Usually inside foldLeft scope, the data to be processed is in the form of (foldLeftSeedValue,foldLeftElement) upon which the expression is applied. So we will have ((Int,Int),Move). I have to express using the data type because the variable names: x and o along with unhelping object types:X and O can confuse the beginner (it sure does to me.) Here the developer has used pattern matching to check Move type to powerful effect. If element Move is of object type X, variable x is incremented by 1 (Java's x++ won't work) maintaining the form of  (Int,Int) thus (x+1,o). Then the seed value (Int,Int) is passed along for the next iteration. The case will be the same for object O.

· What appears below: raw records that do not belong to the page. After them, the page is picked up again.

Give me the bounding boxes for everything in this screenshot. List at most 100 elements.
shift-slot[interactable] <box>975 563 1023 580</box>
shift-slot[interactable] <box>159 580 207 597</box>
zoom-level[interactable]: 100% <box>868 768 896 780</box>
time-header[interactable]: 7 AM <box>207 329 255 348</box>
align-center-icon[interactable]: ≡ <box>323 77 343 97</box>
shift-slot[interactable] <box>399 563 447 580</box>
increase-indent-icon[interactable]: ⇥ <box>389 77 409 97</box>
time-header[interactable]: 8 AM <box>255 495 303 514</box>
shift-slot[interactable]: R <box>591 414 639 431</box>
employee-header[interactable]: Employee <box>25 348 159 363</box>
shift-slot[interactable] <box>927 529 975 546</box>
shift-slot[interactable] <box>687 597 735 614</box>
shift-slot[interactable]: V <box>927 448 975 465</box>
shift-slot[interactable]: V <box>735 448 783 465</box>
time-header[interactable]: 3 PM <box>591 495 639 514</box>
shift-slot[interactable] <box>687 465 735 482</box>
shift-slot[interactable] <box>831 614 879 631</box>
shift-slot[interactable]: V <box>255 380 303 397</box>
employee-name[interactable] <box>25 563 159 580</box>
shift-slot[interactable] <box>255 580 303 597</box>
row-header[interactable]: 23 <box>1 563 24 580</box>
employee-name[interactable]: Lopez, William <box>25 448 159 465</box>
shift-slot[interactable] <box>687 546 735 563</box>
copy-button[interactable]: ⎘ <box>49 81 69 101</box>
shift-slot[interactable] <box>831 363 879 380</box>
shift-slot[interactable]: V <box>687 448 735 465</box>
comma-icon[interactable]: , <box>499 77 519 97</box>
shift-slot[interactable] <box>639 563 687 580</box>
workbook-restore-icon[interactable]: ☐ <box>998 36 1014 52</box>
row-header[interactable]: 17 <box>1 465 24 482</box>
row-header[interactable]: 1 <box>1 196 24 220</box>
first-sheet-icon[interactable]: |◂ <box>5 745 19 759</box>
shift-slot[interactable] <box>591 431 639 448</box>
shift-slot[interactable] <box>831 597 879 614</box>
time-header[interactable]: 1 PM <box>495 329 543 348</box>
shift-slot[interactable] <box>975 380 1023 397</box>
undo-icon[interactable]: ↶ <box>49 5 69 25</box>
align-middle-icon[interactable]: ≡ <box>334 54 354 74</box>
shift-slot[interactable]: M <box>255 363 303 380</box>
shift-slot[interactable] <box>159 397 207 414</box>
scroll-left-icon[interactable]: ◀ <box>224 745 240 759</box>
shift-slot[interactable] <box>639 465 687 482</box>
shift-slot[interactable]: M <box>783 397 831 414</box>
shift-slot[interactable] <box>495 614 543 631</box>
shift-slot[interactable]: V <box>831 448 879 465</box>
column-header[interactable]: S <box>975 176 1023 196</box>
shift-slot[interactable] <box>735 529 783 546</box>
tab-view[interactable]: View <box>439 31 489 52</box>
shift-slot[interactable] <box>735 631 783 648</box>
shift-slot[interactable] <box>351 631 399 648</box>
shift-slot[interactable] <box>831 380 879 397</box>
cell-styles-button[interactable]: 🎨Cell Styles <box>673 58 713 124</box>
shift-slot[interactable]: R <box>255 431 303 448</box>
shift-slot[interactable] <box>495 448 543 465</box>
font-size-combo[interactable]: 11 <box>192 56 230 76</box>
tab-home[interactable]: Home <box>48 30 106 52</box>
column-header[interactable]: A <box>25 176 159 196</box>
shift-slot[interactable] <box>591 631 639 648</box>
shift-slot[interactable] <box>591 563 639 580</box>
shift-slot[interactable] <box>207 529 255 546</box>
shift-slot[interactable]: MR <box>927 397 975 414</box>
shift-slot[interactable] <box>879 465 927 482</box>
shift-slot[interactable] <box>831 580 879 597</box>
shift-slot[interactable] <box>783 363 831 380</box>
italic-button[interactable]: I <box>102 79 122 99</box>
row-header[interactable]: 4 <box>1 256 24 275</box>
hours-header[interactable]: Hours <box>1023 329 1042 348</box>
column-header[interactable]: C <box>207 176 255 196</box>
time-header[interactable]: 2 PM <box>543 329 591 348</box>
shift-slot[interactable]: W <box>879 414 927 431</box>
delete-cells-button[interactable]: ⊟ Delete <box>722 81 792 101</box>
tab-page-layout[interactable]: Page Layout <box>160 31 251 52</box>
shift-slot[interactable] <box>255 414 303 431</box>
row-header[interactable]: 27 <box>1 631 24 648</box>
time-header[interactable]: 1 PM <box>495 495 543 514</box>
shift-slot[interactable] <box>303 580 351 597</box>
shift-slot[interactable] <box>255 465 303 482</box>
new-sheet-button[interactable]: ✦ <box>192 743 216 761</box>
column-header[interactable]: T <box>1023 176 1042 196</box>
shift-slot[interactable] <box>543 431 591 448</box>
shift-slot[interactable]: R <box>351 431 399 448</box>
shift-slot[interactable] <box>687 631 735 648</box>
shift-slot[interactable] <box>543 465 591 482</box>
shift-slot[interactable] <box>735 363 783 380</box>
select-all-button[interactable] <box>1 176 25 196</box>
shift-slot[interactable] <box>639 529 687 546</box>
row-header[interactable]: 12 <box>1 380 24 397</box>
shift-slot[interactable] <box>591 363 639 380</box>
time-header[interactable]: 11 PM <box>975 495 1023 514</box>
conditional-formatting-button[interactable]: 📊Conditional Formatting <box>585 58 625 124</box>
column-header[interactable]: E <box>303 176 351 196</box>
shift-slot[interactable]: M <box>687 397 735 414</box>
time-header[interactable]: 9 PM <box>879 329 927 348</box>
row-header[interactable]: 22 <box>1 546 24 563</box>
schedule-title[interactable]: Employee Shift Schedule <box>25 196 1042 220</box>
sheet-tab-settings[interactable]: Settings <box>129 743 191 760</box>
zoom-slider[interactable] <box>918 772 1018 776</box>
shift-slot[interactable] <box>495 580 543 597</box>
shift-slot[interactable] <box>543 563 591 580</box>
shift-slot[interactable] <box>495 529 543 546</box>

Finally, we finish the folding and get to the line with keyword match where it is doing the matching again. If the end result is of (Int,Int) tuple with the if condition, then the object X of descendant of Move is returned. Otherwise, for anything else, the object O is returned. The variable x,o of (x,o) inside this match has nothing to do with the  x and o of the previous foldLeft scope. Can you imagine the kind of effect these x,o,X,O,x,o, <=,=>; and double matching and double flattening has on me ? I sure would never turn back to Scala, if Oleg, the developer, had used operator /: instead of method name foldLeft. :) (Please tweet using hashtag #dietscala to discuss about it)


Having chewed through this code and compiled some note on flatmap, flatten and foldLeft from my research, I thought I get foldLeft good. I am in for surprise by more chewy code of foldLeft coming up, along with the delight in enabling performance enhancement and some find on debugging.